America’s Cup Hall of Fame Welcomes Three New Inductees
The America’s Cup Hall of Fame has inducted three new nominees in a lavish ceremony held inside the New York Yacht Club’s (NYYC) opulent model room. The star-studded, gala affair, with a who’s who of America’s Cup and yachting history, was in many ways another coronation of two of the cast of characters from the legendary 26th Match held in Fremantle, Western Australia, in 1986. As history has documented, it was the San Diego Yacht Club’s Stars & Stripes defeating the Royal Perth Yacht Club’s Kookaburra 4-0.
The Herreshoff Marine Museum/America’s Cup Hall of Fame welcomed John “JB” Barnitt, who sailed on Stars & Stripes 87; Kookaburra 3’s co-designer and skipper Iain Murray; and Hope Goddard Iselin into the Class of 2023.

“The two men and one woman in this year’s class hail from the West Coast, Australia, and the East Coast, but they all raced in the America’s Cup, and contributed to the Cup via another discipline, including photography, boat building, and regatta management,” said Steve Tsuchiya, AC HoF Selection Committee chair. “We’re thrilled to welcome this multi-talented group to the Hall of Fame!”
Edith Hope Goddard Iselin was a “titanic” presence in an era when women didn’t have the right to vote, let alone be allowed on board an America’s Cup yacht during a race. Mrs. Iselin took photos while on board at a time when cameras had only recently been invented, and was a pioneer in yachting as the first American woman to have raced in the America’s Cup. She made history by winning the Cup three times as a member of the afterguard aboard Defender (1895), Columbia (1899), and Reliance (1903).

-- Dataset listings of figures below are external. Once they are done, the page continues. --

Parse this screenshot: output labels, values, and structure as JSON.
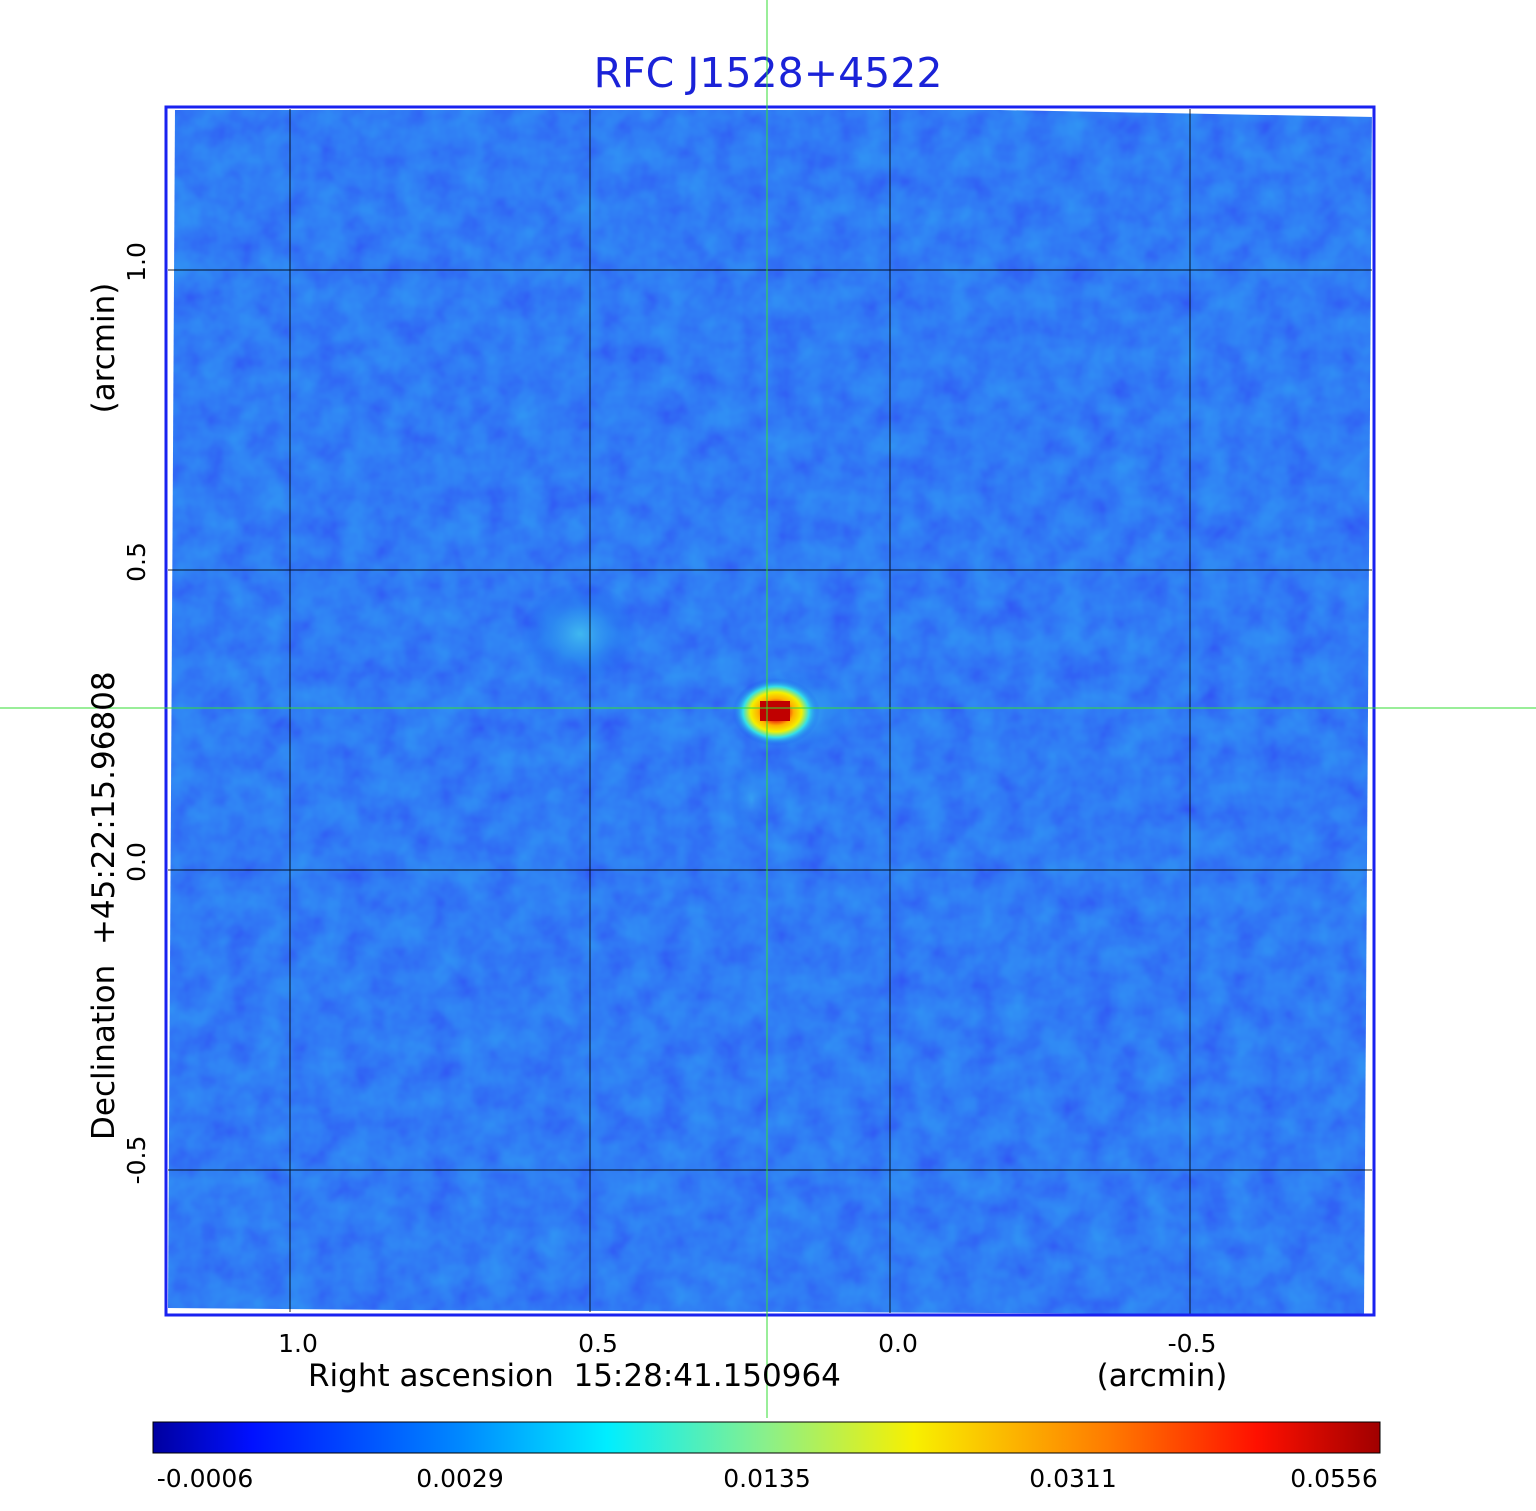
{
  "title": "RFC J1528+4522",
  "colors": {
    "title": "#1a22d8",
    "frame": "#1a22f0",
    "grid": "#000000",
    "crosshair": "#33dd33",
    "background_map": "#1d4ff2"
  },
  "x_axis": {
    "label": "Right ascension  15:28:41.150964",
    "unit": "(arcmin)",
    "ticks": [
      "1.0",
      "0.5",
      "0.0",
      "-0.5"
    ]
  },
  "y_axis": {
    "label": "Declination  +45:22:15.96808",
    "unit": "(arcmin)",
    "ticks": [
      "1.0",
      "0.5",
      "0.0",
      "-0.5"
    ]
  },
  "colorbar": {
    "colormap": "jet",
    "tick_labels": [
      "-0.0006",
      "0.0029",
      "0.0135",
      "0.0311",
      "0.0556"
    ]
  },
  "features": {
    "crosshair_offset_arcmin": {
      "ra": 0.206,
      "dec": 0.27
    },
    "bright_source_offset_arcmin": {
      "ra": 0.206,
      "dec": 0.265
    },
    "faint_blob_offset_arcmin": {
      "ra": 0.52,
      "dec": 0.39
    }
  }
}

Iain Murray’s storied path is one of the most diverse and remarkable track records in sailing. He was born in Sydney, Australia, and is a yacht designer, boat builder, offshore sailor, Olympic competitor and coach, and multiple-time 18ft Skiff World Champion, including races on San Francisco Bay.

Murray’s career in the America’s Cup is just as varied, from entering the sport as a young skipper in the 1980s on Syd Fischer’s Advance, to leading Kookaburra 3 against Dennis Conner’s Stars & Stripes, and now serving as one of the most highly regarded regatta directors in the history of the competition with SailGP and the 34th through 37th America’s Cups.
He also led Spirit of Australia in San Diego in 1992, struggling with a lack of funding, and then, in 1995, was with One Australia, which sank to the bottom of the Pacific on a stormy day in a race against New Zealand when the boat split in half. He is completely trusted and admired by sailors in competition and peers alike.

“For me it was a very emotional and special privilege; it means a lot when you work at something for a long period of time, in my case with the America’s Cup in two stints over 41 years. It’s been a long journey,” Murray said. “So to have all your peers come to vote for you, come to support you, and come to hear you doesn’t happen very often.”
Murray paid homage to his mentor Syd Fischer — who recently passed away and who had given him his first America’s Cup opportunity as skipper of Advance in 1983 — as well as others like Jimmy Spithill on Young Australia in 2000.
John “JB” Barnitt is a highly accomplished sailor who has crewed on four America’s Cup yachts and won international sailing’s oldest prize three times.

What sets Barnitt apart from many other sailors is that he achieved this feat in three different types of yachts, winning the Cup in 1987 with Stars & Stripes, a 12-Meter representing the San Diego Yacht Club, and then a year later in a controversial Deed of Gift, NY Supreme Court-ordered Match, on a wing-sailed catamaran off Point Loma in San Diego, California
Barnitt, who won his third America’s Cup in 2003 as starboard grinder with the Swiss challenger Alinghi, remains connected to the world’s most prestigious yacht race. As founder/president of Symmetrix Composite Tooling, he leads a team that builds full-scale master patterns and molds of the hulls and spars of NYYC’s AC75 American Magic.


“When Jack Sutphin asked Lowell North if I might be interested in trying out with Dennis Conner on the Stars & Stripes, I had no idea what that might entail, I had never been match racing.
“I had never sailed a 12-Meter, I had never sailed with wire jib sheets or sailed with sails that weighed more than me!” Barnitt continued. “I had no idea that it would lead to four AC campaigns, or that it would lead to having dinner with you fine folks here at [one of] the most beautiful and storied yacht clubs in the world.”